A source’s text column is often a whole document that must be split before it is embedded. An optional chunk block declares how, with no code for the common strategies. It applies to any source whose worker honors it — the stock workers do.

spec:
  sourceRef:
    kind: huggingface
    warehouseRef: hf-public
    dataset: wikimedia/wikipedia
    config: 20231101.en
    split: train
    mapping:
      text: text
      attributes: [title, url]
    chunk:
      strategy: recursive     # none | fixed | recursive | sentence | markdown
      unit: tokens            # tokens | characters
      size: 512
      overlap: 64
      tokenizer: cl100k_base  # when unit: tokens

`chunk` field	Purpose
`strategy`	`none` (default — one document per row), `fixed`, `recursive` (a paragraph→line→sentence→word ladder kept under `size`), `sentence`, or `markdown` (split on headings).
`unit`	`tokens` or `characters` — what `size` and `overlap` count in.
`size`	Target maximum chunk length.
`overlap`	Units repeated between adjacent chunks for context.
`tokenizer`	Token model when `unit: tokens`. Pinned so chunk boundaries stay reproducible.

Each row maps to one document; text splits into chunks.
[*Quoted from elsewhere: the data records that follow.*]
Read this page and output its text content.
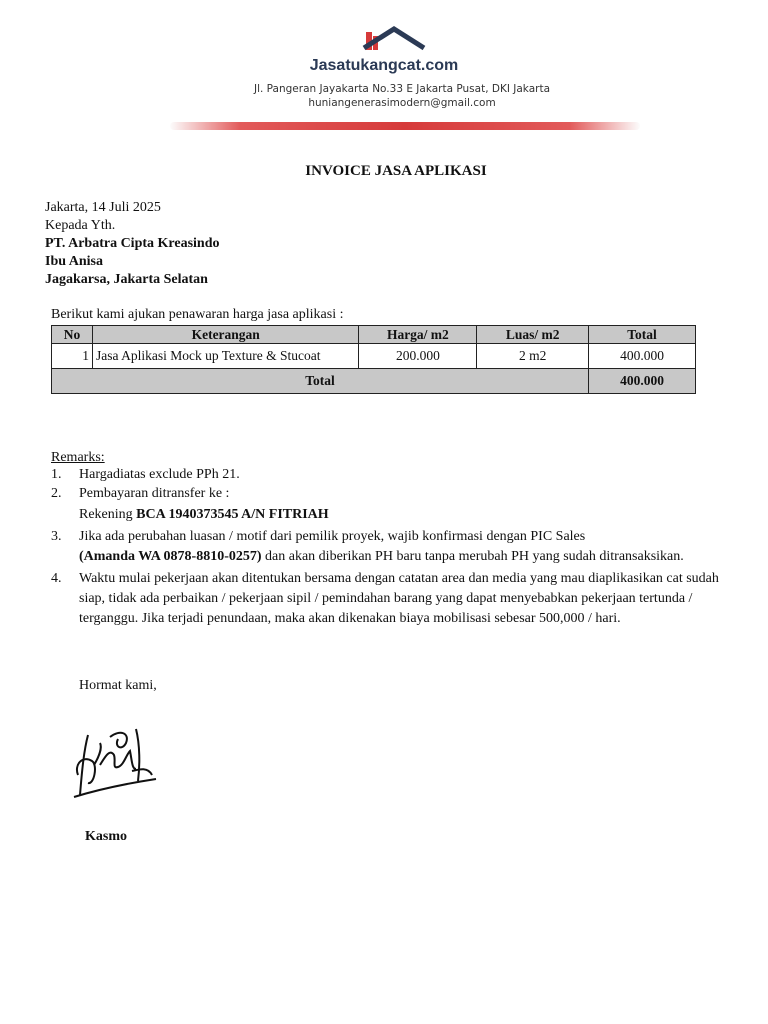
Jasatukangcat.com
Jl. Pangeran Jayakarta No.33 E Jakarta Pusat, DKI Jakarta
huniangenerasimodern@gmail.com
INVOICE JASA APLIKASI
Jakarta, 14 Juli 2025
Kepada Yth.
PT. Arbatra Cipta Kreasindo
Ibu Anisa
Jagakarsa, Jakarta Selatan
Berikut kami ajukan penawaran harga jasa aplikasi :
No	Keterangan	Harga/ m2	Luas/ m2	Total
1	Jasa Aplikasi Mock up Texture & Stucoat	200.000	2 m2	400.000
Total				400.000
Remarks:
1. Hargadiatas exclude PPh 21.
2. Pembayaran ditransfer ke :
Rekening BCA 1940373545 A/N FITRIAH
3. Jika ada perubahan luasan / motif dari pemilik proyek, wajib konfirmasi dengan PIC Sales
(Amanda WA 0878-8810-0257) dan akan diberikan PH baru tanpa merubah PH yang sudah ditransaksikan.
4. Waktu mulai pekerjaan akan ditentukan bersama dengan catatan area dan media yang mau diaplikasikan cat sudah siap, tidak ada perbaikan / pekerjaan sipil / pemindahan barang yang dapat menyebabkan pekerjaan tertunda / terganggu. Jika terjadi penundaan, maka akan dikenakan biaya mobilisasi sebesar 500,000 / hari.
Hormat kami,
Kasmo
The chunk is the unit indexed and embedded — a row with id {documentId}#{i} carrying the document’s attributes plus reserved _hevlayer_parent_id and _hevlayer_chunk_index. For splits the stock strategies can’t express, set spec.worker.image to your own chunker.

Schedule

spec.schedule is optional. When it is set, the operator wakes the Pipeline worker on a KEDA cron window instead of scaling it on pending pipeline queue depth:

schedule:
  cron: "0 2 * * *"      # 5-field UTC cron; minute must be a single integer
  leaseSeconds: 600      # sizes the cron window

The worker still owns source semantics: what to pull on wake, how to advance cursors, and how to stage rows. The schedule only controls when the worker runs. Scheduled Pipelines must use scaling.replicas.min: 0; the cron window is the wake trigger.

Worker

Field	Purpose
`image`	Worker image. Optional for typed sources, where it defaults to the stock worker for the source kind; required otherwise.
`computeClass`	`cpu` or `gpu`. Defaults to `cpu`; when `scaling.pool` is omitted, the operator maps this to the stock `cpu` or `gpu` pool.
`batchSize`	Work items per batch.
`timeoutSeconds`	Worker call timeout.
`podSpec`	Optional pod-level merge patch.
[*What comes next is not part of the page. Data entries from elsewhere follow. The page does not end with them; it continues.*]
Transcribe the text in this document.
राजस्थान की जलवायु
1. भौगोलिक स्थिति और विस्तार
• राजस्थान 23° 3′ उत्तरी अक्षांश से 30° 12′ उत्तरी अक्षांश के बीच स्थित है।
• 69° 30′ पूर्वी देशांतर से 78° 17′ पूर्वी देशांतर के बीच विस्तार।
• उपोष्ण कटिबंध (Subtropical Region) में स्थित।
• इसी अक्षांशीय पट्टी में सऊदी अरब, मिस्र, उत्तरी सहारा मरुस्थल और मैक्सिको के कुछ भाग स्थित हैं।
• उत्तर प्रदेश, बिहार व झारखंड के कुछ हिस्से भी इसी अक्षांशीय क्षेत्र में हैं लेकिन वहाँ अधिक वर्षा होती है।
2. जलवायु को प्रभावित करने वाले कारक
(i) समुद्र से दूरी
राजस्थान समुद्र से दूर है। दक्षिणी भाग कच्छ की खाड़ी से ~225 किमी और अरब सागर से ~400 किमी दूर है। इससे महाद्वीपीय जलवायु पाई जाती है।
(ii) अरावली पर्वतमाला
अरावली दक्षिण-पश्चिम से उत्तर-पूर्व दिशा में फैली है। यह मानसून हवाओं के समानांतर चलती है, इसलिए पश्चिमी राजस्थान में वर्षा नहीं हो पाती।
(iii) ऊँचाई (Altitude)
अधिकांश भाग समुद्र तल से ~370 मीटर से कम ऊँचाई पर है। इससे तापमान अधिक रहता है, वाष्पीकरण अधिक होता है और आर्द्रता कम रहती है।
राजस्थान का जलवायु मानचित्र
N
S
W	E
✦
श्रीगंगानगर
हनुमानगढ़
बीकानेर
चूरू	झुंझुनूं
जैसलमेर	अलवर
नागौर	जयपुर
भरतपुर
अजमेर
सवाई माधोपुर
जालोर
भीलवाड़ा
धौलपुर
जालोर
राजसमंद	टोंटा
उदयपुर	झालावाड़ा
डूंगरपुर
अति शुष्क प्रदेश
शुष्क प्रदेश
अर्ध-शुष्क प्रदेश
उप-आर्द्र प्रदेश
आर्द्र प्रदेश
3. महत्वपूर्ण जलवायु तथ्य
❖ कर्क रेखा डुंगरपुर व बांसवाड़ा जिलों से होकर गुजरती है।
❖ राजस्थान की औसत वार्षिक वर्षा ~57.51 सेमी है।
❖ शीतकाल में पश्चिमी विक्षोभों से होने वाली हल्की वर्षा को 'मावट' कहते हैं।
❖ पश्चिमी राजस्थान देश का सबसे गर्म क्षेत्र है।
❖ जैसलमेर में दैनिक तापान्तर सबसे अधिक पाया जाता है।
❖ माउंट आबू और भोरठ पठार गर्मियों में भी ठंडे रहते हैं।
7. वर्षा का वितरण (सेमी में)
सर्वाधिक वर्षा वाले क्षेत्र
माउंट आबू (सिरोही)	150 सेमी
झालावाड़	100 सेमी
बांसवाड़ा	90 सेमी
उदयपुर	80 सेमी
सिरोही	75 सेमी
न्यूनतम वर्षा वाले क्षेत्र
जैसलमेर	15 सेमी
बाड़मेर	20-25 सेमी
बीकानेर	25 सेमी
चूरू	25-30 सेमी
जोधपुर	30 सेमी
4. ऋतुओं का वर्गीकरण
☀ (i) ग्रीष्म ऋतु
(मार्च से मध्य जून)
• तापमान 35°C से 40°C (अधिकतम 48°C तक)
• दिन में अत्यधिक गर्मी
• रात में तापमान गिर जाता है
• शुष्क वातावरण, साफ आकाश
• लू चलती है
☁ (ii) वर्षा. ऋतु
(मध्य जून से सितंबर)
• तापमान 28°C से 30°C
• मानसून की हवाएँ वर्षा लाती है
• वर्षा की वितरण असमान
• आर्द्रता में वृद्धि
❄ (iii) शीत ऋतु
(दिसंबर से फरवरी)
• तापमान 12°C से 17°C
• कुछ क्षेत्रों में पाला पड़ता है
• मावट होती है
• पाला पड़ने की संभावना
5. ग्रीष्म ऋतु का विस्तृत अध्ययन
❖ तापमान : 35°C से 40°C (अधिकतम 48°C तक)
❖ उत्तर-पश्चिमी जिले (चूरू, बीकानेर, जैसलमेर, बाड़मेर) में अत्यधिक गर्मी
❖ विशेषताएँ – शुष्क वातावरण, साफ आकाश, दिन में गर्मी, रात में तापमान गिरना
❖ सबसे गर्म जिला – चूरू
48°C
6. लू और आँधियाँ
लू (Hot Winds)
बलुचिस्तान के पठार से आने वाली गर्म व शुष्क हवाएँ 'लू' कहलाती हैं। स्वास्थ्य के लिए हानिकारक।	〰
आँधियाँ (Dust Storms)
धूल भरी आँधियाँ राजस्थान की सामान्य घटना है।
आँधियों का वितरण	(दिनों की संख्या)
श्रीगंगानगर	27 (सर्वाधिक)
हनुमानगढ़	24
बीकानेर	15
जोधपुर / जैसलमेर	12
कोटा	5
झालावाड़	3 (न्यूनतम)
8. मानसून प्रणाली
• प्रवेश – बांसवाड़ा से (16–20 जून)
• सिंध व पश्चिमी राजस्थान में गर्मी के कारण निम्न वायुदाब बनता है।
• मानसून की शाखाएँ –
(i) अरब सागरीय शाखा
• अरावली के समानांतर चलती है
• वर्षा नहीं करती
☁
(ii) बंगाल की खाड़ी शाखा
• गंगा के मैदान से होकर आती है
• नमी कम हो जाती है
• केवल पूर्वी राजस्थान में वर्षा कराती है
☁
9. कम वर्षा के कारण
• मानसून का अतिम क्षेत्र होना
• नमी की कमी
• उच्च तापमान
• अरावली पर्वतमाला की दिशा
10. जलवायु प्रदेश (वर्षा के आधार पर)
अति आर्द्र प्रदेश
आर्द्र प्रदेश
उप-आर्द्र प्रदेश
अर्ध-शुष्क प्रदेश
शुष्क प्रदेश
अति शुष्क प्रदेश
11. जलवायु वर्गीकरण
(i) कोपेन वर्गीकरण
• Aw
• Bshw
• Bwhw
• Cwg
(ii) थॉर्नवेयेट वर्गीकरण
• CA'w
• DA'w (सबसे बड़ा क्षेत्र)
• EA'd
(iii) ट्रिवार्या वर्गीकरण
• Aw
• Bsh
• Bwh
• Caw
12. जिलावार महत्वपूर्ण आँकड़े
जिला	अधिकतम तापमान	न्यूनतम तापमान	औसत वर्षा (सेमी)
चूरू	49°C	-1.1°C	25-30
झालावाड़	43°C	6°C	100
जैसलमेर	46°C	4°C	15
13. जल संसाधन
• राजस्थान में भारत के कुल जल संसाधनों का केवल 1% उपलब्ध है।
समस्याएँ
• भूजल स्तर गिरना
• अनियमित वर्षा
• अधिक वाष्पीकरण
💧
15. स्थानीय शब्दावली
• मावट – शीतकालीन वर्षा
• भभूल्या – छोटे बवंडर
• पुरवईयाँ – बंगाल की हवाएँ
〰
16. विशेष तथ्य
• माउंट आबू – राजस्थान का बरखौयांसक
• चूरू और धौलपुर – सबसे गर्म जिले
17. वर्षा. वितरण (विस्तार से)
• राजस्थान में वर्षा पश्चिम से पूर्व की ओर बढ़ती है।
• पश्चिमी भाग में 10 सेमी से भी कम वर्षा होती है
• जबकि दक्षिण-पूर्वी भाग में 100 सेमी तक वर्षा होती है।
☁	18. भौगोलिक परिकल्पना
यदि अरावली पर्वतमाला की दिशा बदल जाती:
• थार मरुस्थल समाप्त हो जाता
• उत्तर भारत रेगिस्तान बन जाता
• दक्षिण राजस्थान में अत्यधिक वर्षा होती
The operator creates one Deployment per Pipeline and injects:

Variable	Value
`HEVLAYER_PIPELINE_ID`	`spec.pipelineId`, defaulting to the resource name.
`HEVLAYER_TARGET_NAMESPACE`	`spec.target.namespace`.
`HEVLAYER_BASE_URL`	The gateway base URL.
`HEVLAYER_SOURCE_REF`	`spec.sourceRef` as JSON, when set.
`HEVLAYER_PIPELINE_SCHEDULE`	`1` when `spec.schedule` is set.
`HEVLAYER_WAREHOUSE`	Resolved `Warehouse` connection JSON (no credential material), for typed sources. The credential Secret is mounted separately.
`LAYER_GATEWAY_API_KEY`	Gateway bearer token. In `deriveFromStore` mode this is the default `VectorStore` credential; in `keys` mode it is the configured inbound worker key.

Scaling

scaling:
  pool: cpu
  mode: autoscale
  replicas:
    min: 0
    max: 8

spec.scaling.pool, when set, must name a pool in InfraRules/default. When omitted, the operator uses worker.computeClass to choose the stock cpu or gpu pool. Helm installs the well-known cpu, cpu-large, and gpu pools by default. mode: autoscale creates a KEDA ScaledObject backed by pipeline queue depth, or by the cron window when spec.schedule is set. mode: fixed pins the Deployment to replicas.min; mode: disabled scales it to zero.

spec.scaling.warmWindowSeconds sets a cooldown (and node retention) that holds the worker warm after its queue drains — see Workload scaling.

spec.paused: true also scales the worker to zero.

Status

Use the pipeline status API for status: queue counts, stage progress, and worker state. The resource itself reports only managed object references and readiness conditions.